Arts and Crafts

Source: Arts and Crafts


A little progress

Back home, a day off yesterday saw some progress – although ballasting was a disaster, and will have to be rethought, but the rails are painted and there’s some greenery starting to appear. (All too uniform just now, but I’ll work on layering it up.)


Research trip

A visit to take my lad to see Grandma gave me the chance to sneak in some research on the northern end of the line, where Chapel Lane yard is set.

I need to work on the colouring of the stonework, there’s a red/pink hue which I haven’t captured yet. The terminus site can be seen at the rear of the hotel, alongside the beck, while chapel land yard would have been situated on the south side of the High Street. The house with arched access to the rear is typical of the town, and something similar might well make an appearance at some point.

Chapel progress

Today’s post brought a John Day Bedford WLG (photos once the paint is dry!) and the chapel door and windows from York Modelmakers. So I set to, and started hacking out the door and window openings – the chapel is square – the image is distorted as I must have held the phone at an angle.


Cottage Mk1

After a fantastic result for Scotland in the rugby, once we’d finished celebrating (England too, so both nationalities in the house were happy), I set to work to build a replacement for the RTP (ready-to-plonk) Hornby terraced house, since it’s brick construction is hardly typical of the upper Eden.

Initially I thought of using the farm worker’s cottage that comes as part of the Metcalfe Manor farm, however I bu&&ered up building it and anyway the lack of relief and tiny proportions were bugging me, so I set about a freelanced replacement in plastic, utilising the same Peco N gauge stonework I have used for the chapel frontage.

Realised the front to back dimension was too short and the roofline too steep for the area. However I ran out of Peco stonework so there is where progress ended for the weekend.


Meanwhile, pending arrival of windows and door, this is the blank face of the chapel:


Catching up

Apologies for the lack of updates. I was away form home for work last week so progress has slowed. However I have worked on the roadway (no pictures as boring!) and started the chapel frontage, although I have reconsidered my choice of doors and windows and have ordered some suitably ecclesiastical replacements from York Modelmakers.

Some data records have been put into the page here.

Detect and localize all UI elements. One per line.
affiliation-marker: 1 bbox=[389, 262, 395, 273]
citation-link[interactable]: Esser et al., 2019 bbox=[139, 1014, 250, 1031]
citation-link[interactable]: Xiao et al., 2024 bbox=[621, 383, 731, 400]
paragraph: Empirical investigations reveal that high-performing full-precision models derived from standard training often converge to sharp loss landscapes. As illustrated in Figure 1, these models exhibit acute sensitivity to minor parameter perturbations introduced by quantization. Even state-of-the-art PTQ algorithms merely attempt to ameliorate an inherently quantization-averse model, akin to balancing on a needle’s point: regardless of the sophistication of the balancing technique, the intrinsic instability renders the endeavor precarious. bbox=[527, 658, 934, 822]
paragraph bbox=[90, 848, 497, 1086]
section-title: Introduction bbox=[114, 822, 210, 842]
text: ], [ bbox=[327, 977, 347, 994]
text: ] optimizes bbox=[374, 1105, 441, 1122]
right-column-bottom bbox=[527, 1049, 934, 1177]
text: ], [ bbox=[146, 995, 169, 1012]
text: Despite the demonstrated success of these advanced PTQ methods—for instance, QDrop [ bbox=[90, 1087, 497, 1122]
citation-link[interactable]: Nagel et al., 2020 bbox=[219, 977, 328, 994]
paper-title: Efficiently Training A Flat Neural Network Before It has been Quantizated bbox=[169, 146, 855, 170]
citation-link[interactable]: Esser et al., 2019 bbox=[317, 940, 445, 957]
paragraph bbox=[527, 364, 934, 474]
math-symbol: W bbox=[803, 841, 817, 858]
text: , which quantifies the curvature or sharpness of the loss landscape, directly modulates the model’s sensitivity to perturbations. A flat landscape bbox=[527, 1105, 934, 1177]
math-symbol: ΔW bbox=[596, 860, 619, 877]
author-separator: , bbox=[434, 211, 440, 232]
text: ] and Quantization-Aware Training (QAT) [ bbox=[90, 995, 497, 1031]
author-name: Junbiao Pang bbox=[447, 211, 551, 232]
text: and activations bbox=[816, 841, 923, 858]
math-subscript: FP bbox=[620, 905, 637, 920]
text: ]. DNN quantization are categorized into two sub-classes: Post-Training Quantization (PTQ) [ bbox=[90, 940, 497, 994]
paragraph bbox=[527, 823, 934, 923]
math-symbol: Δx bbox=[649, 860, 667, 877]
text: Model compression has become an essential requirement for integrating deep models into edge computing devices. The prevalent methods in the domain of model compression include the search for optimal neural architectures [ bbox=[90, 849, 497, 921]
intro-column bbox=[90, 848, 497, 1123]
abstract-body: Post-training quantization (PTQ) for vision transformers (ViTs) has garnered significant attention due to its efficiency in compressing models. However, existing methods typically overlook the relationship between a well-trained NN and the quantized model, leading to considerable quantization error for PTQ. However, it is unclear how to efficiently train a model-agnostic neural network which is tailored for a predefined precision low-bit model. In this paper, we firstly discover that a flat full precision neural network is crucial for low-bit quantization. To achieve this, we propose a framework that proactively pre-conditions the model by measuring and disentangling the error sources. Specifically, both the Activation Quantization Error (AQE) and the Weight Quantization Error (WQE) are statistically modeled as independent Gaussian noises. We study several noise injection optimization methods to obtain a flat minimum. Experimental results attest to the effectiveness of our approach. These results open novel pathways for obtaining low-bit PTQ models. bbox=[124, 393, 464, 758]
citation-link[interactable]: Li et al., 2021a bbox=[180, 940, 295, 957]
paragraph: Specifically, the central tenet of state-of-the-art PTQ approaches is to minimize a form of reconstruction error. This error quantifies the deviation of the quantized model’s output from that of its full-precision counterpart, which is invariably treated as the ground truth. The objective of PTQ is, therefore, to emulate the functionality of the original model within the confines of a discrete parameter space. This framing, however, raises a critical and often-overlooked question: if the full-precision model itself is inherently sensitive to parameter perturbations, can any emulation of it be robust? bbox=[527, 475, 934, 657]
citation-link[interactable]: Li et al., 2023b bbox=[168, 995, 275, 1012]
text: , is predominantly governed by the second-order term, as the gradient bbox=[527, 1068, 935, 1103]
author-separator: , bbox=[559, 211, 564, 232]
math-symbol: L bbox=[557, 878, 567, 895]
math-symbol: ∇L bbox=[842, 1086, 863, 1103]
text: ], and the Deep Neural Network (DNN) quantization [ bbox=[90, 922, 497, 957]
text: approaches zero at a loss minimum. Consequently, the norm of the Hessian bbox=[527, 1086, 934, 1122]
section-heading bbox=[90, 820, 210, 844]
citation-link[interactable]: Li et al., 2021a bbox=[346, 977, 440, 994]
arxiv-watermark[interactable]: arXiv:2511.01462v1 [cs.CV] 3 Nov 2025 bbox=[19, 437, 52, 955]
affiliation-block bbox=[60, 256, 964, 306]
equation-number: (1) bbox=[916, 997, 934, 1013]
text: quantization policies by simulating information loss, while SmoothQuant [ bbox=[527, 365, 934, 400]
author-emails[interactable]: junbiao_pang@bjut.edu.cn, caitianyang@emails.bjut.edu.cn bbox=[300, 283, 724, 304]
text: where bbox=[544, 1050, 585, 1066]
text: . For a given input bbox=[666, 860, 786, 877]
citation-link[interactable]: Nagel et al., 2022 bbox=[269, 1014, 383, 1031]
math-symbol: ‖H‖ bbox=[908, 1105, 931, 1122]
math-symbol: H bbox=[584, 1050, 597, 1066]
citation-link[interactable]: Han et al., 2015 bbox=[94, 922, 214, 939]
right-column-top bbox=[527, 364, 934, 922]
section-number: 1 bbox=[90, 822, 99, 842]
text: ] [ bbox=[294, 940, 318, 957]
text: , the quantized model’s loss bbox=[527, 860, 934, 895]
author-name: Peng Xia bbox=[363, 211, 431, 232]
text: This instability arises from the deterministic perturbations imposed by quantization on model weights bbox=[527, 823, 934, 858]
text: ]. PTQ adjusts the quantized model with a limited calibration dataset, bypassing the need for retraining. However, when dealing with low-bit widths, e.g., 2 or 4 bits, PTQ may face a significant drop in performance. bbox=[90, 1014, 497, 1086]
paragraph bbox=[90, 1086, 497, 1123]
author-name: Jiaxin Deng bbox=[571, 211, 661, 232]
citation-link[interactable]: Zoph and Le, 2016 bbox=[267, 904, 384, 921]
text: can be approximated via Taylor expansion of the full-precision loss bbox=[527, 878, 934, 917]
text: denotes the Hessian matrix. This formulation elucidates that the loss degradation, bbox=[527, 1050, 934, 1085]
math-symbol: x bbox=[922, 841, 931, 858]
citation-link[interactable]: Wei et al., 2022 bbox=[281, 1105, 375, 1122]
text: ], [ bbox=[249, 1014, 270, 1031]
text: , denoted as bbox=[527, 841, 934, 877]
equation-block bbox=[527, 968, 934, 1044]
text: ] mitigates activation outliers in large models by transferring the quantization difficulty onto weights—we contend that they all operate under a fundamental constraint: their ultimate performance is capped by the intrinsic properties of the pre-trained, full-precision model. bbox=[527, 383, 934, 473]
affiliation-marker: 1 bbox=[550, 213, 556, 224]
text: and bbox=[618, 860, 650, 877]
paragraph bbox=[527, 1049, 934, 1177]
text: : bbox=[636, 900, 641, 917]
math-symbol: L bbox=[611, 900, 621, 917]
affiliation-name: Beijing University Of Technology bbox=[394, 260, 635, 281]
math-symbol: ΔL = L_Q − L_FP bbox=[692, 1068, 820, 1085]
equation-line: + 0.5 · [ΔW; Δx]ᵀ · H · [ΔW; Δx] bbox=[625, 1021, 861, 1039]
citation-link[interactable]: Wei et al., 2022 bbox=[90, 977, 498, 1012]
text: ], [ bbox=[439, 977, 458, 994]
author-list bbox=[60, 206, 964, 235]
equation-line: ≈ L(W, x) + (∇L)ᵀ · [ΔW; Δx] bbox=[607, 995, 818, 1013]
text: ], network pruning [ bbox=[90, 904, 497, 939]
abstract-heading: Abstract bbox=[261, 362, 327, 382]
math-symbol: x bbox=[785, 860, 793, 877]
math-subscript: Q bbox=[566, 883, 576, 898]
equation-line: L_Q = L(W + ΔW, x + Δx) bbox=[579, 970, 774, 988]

I’ve also bought some sea foam to experiment with for trees, and a post office van!

I’m undecided on period, 1930s makes sense historically (and I have suitable standard gauge stock for when I ever build KS exchange sidings) but 1950 ish would allow a line side Landrover etc, maybe not much of a reason, but compelling for me. However, I’m thinking the infrastructure and stock would have changed little over the last 20 years of the line’s life, so perhaps changeable mainline stock and vehicles will work.

Chapel progress

I decided I really couldn’t cope with the backscene and it’s gone. I immediately feel happier! I think any replacement will use flush mount brackets so that it is removable. Certainly the ID backscenes look good in use, and I hope the “premium” version will be less fragile.


As the eagle eyed will note, the chapel has moved on somewhat from a two dimension mock-up. It now occupies three dimensions, stands on its own foundation, and will serve as base for either a card or plastic final skin. It’s knocked up from 5mm foamboard, and odds and ends of packaging card.

As I’m no good at geometry, the final form was very much trial and error, but with an outer skin I think it will pass muster.

What do you think?

Wise counsel has suggested I retain the existing arrangement, and I am sure they are right. Tonight I mocked up a better impression of the chapel, which also (I think) proves my reservations over the height of the backscene are unfounded, I just need to get the sky to stick on better!